I delight in learning new words, and I remember the first time I heard this one. It was in a poem that Jane Hirshfield read when I saw her at Tassajara Zen Mountain Center in Carmel Valley, CA. I was mesmerized by this word and looked it up as soon as I returned home.

From Merriam-Webster's Collegiate Dictionary, 11th Edition:
how-dah n. [Hindi & Urdu hauda fr. Ar hawdaj) (1774): a seat or covered pavillion on the back of an elephant or camel.

What the Heart Wants
by Jane Hirshfield

See then what the heart wants,
that pliable iron
sprung to the poppy's redness,
the honey's gold, winged
as the heron-lit water is:
by reflecting.
As an aged elephant answers
the slightest, first gesture of hand,
it puts itself at the mercy--
utterly docile, the forces
that brought it there vanished,
fold into fold.
And the old-ice ivory, the unstartlable
black of the eye
that has travelled so far
with the fringed, peripheral howdah
swaying behind, look mildly back
as it swings the whole bulk of the body
close to the ground. Over and over
it does this, bends to what asks.
Whatever asks, heart kneels and offers to bear.

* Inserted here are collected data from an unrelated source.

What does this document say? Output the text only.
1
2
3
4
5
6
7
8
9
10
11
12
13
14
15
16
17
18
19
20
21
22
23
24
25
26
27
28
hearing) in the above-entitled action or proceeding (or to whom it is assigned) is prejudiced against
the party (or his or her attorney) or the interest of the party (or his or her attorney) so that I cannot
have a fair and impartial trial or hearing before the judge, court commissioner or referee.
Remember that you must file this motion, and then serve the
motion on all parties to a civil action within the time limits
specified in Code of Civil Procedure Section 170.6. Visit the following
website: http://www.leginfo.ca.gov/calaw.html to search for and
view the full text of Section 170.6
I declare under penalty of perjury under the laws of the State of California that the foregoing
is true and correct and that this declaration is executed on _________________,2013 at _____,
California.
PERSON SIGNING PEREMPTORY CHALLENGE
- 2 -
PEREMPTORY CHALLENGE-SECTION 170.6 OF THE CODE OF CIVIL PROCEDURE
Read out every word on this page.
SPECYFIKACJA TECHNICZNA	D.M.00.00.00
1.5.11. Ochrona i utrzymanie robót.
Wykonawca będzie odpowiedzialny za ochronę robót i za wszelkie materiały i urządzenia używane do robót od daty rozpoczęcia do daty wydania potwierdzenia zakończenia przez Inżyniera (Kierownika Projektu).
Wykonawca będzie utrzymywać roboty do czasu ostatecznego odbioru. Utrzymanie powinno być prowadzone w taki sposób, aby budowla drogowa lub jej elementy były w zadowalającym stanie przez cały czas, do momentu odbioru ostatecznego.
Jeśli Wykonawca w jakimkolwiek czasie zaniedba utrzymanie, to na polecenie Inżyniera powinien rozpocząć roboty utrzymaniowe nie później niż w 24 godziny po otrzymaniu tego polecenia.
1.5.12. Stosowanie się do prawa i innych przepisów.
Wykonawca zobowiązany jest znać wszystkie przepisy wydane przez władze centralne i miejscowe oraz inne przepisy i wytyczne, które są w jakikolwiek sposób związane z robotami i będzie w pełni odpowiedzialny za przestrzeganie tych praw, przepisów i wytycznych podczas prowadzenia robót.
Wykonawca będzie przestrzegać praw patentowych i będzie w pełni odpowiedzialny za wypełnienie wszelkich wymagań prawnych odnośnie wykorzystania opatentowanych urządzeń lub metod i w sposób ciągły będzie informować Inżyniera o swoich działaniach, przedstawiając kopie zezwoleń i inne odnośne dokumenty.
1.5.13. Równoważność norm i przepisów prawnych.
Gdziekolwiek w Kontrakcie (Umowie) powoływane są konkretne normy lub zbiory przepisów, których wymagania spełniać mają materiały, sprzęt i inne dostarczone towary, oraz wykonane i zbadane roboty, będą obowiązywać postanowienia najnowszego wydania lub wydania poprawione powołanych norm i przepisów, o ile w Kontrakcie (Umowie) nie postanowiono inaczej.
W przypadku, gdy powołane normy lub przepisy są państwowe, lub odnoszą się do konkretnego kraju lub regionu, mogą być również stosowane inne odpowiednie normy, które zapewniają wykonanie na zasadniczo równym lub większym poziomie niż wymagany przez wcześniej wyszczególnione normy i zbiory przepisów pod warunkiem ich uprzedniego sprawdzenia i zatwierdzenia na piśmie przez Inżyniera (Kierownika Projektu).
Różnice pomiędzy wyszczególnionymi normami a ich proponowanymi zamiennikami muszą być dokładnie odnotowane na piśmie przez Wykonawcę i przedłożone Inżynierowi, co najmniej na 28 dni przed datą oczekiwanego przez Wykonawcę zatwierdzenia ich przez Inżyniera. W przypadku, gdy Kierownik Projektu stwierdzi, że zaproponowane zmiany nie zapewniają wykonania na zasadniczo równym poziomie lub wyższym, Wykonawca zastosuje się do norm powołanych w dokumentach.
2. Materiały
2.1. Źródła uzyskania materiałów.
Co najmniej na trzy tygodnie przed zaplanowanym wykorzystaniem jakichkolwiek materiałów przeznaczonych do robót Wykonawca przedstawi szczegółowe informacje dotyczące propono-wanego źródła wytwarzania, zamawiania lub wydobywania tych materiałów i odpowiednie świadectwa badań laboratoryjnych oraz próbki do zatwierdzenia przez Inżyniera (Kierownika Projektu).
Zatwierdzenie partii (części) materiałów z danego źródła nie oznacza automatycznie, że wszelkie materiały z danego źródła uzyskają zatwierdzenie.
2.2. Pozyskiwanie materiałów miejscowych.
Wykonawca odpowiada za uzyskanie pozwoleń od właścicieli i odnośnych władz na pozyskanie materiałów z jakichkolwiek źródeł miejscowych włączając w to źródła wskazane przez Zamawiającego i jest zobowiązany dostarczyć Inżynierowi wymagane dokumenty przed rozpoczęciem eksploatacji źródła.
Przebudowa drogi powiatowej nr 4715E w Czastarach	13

Saturday, December 6, 2008

Typewriters

Typewriters are the bomb. I don't own an old one like this, but it's on my wish list. I'd put it on a shelf next to my computer and look at it every day. What was written on it? Who were the people who used it? Novelists? Science writers? Reporters? Poets? Pondering this fills the head of many a writer.

I used an image of an old typewriter for my logo and people said it looked too old fashioned. They thought I "should" be using a computer to make me look more current and up-to-date. I think typewriters are more interesting and they certainly got the job done.

Linus used to say there was nothing more sincere than a pumpkin patch. My version is there is nothing more sincere than an old typewriter or a batch of round typewriter keys. To each their own.